Aybüke Yalçın'ın hayatı öğretmenler gününde vizyonda
Cumhuriyet tarihinin ilk şehit öğretmen filmi ‘Aybüke; Öğretmen Oldum Ben’, yarın vizyona girecek. Filmin oyuncuları, bu özel projede yer almanın kendileri için çok anlamlı olduğunu belirtti
“Aybüke; Öğretmen Oldum Ben!" filmi, 24 Kasım Öğretmenler Günü'nde vizyona girecek. Batman'ın Kozluk ilçesinde 2017'de teröristlerin saldırısı sonucu 22 yaşında şehit olan öğretmen Şenay Aybüke Yalçın'ın hayatını ve öğretmenlik azmini beyazperdeye taşıyan filmin galası, bugün Cumhurbaşkanı Recep Tayyip Erdoğan'ın himayesinde Beştepe’de yapılacak.

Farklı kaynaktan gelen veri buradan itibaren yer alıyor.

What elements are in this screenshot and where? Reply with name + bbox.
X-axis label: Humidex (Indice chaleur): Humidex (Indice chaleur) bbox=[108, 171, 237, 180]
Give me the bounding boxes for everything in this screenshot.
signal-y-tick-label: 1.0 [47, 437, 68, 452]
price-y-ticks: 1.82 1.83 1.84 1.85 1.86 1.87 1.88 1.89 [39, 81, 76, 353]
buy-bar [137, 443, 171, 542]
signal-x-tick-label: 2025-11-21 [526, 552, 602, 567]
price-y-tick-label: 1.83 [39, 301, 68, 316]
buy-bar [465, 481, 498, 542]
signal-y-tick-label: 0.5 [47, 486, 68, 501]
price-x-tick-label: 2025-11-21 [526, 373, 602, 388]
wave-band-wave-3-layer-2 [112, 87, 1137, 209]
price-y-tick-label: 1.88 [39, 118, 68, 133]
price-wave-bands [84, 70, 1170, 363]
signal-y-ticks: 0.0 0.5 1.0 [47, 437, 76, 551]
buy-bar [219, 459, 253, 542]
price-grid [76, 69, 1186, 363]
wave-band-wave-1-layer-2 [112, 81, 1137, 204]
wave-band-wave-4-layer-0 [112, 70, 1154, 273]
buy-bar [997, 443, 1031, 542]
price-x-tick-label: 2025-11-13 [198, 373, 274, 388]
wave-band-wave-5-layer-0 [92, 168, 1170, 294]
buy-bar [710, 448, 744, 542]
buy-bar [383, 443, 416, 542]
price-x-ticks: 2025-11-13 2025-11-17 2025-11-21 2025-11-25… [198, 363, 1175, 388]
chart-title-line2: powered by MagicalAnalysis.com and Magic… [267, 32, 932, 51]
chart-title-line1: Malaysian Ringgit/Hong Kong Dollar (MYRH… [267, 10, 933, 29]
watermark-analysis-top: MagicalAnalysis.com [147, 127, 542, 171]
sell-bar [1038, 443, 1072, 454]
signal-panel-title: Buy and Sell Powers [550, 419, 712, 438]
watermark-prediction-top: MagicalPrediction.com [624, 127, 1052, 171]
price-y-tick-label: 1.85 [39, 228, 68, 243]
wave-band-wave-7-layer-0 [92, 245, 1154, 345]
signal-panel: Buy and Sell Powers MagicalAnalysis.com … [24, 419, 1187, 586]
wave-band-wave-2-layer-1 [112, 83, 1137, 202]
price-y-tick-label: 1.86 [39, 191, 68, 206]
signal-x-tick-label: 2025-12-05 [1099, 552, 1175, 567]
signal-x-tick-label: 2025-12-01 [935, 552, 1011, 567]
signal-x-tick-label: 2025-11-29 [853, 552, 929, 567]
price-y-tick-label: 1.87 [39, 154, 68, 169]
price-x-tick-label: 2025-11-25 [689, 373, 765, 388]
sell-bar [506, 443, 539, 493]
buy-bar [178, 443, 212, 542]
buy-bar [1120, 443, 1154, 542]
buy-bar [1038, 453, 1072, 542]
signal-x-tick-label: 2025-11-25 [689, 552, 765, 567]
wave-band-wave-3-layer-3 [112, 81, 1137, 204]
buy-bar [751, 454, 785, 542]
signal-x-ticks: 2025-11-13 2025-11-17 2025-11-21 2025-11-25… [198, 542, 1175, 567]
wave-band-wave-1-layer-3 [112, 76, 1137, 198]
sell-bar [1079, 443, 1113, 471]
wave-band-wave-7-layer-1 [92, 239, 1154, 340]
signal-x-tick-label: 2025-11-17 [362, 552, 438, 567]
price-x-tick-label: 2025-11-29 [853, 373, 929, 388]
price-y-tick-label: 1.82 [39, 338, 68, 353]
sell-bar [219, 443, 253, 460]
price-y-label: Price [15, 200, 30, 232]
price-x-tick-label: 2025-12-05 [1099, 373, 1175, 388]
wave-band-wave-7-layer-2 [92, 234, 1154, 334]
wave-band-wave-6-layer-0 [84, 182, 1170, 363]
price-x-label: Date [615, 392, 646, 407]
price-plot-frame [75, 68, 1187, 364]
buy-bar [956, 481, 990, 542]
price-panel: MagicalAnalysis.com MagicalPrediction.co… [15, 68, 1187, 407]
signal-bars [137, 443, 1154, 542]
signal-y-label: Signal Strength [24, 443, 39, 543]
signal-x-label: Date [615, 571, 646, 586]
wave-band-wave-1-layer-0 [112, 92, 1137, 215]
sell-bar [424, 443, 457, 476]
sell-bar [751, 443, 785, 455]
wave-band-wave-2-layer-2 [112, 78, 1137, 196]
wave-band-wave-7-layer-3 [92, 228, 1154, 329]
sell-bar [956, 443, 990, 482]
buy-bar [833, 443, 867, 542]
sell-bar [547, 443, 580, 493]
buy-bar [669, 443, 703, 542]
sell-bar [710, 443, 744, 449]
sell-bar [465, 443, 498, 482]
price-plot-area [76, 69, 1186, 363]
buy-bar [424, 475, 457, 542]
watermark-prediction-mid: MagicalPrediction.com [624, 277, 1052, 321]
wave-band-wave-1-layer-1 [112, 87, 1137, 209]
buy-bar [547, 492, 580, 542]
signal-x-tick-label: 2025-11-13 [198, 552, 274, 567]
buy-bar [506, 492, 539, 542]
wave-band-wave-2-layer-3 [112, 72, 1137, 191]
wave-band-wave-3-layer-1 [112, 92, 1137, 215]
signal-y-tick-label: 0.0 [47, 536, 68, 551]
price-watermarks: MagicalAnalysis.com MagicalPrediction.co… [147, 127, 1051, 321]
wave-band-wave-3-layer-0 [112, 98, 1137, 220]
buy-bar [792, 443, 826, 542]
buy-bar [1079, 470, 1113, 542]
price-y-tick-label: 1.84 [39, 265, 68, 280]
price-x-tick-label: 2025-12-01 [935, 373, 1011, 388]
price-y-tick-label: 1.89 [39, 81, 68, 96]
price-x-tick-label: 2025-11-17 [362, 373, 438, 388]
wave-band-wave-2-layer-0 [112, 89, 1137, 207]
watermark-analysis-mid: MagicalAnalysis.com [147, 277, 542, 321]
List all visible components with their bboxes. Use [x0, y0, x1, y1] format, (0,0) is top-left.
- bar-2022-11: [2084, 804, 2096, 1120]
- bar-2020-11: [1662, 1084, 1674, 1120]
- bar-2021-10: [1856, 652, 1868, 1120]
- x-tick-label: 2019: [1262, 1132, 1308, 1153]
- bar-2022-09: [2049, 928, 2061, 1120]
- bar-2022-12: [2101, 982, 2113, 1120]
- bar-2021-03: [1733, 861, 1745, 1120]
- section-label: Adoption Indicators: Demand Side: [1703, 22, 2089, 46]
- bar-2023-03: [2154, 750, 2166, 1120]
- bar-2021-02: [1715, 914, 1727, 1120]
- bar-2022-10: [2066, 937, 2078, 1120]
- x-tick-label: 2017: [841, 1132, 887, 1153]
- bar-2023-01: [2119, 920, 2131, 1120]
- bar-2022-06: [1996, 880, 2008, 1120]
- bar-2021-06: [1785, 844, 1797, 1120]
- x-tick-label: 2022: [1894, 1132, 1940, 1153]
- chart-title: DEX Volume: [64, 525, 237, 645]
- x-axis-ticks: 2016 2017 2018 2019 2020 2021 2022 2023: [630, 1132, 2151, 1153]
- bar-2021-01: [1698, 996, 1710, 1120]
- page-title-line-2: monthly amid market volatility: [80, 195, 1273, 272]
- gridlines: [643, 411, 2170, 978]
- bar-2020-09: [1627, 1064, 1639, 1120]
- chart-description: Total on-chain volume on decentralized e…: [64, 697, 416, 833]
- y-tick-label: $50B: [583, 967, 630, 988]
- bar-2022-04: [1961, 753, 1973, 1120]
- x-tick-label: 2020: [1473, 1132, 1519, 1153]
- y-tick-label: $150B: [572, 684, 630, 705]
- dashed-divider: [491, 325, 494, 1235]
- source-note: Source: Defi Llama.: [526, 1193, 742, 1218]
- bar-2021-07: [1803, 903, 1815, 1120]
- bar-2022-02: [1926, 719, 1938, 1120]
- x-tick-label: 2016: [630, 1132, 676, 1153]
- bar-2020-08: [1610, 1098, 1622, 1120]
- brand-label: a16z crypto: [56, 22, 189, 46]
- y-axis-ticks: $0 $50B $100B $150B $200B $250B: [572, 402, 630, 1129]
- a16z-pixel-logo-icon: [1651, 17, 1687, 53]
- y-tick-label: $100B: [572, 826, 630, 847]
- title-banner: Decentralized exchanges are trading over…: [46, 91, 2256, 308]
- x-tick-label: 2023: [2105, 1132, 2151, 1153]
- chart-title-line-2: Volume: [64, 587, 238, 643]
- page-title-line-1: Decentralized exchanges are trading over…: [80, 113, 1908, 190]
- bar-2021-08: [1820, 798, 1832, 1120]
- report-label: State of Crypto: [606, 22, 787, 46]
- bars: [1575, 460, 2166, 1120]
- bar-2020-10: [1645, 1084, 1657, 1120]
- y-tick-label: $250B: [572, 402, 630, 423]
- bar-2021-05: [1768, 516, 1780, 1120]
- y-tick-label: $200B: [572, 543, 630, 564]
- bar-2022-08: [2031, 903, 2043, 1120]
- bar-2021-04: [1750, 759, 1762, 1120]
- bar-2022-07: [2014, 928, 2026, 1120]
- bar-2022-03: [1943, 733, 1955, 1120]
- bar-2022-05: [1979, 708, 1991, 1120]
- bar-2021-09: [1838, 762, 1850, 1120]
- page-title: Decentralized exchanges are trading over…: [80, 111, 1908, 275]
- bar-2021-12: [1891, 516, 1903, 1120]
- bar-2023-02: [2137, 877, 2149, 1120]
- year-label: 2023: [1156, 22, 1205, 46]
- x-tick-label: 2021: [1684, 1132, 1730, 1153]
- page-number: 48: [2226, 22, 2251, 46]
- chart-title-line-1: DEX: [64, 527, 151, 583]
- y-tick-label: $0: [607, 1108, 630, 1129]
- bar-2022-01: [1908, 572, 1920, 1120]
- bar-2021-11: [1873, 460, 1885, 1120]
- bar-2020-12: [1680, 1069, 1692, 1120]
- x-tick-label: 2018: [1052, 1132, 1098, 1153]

Yönetmenliğini Murat Onbul'un üstlendiği filmin senaryosunu Uğur Kılıç ile Ozan Bodur kaleme aldı. Filmde Aybüke öğretmeni Nihayet Şahin, Aybüke öğretmenin babasını Caner Kurtaran, annesini ise Zeynep Kankonde canlandırdı. Filmin oyuncuları arasında Engin Hepileri, Cansel Elçin, Murat Han, Turgay Tanülkü ve Zeliha Kendirci de yer aldı.
Yapımcı İsmail Demir, senarist Uğur Kılıç, oyuncular Nihayet Şahin, Gülşah Yavuz ve Onur Yenidünya, TRT ile Bee Yapım ortaklığında çekilen filme ilişkin açıklamalarda bulundu.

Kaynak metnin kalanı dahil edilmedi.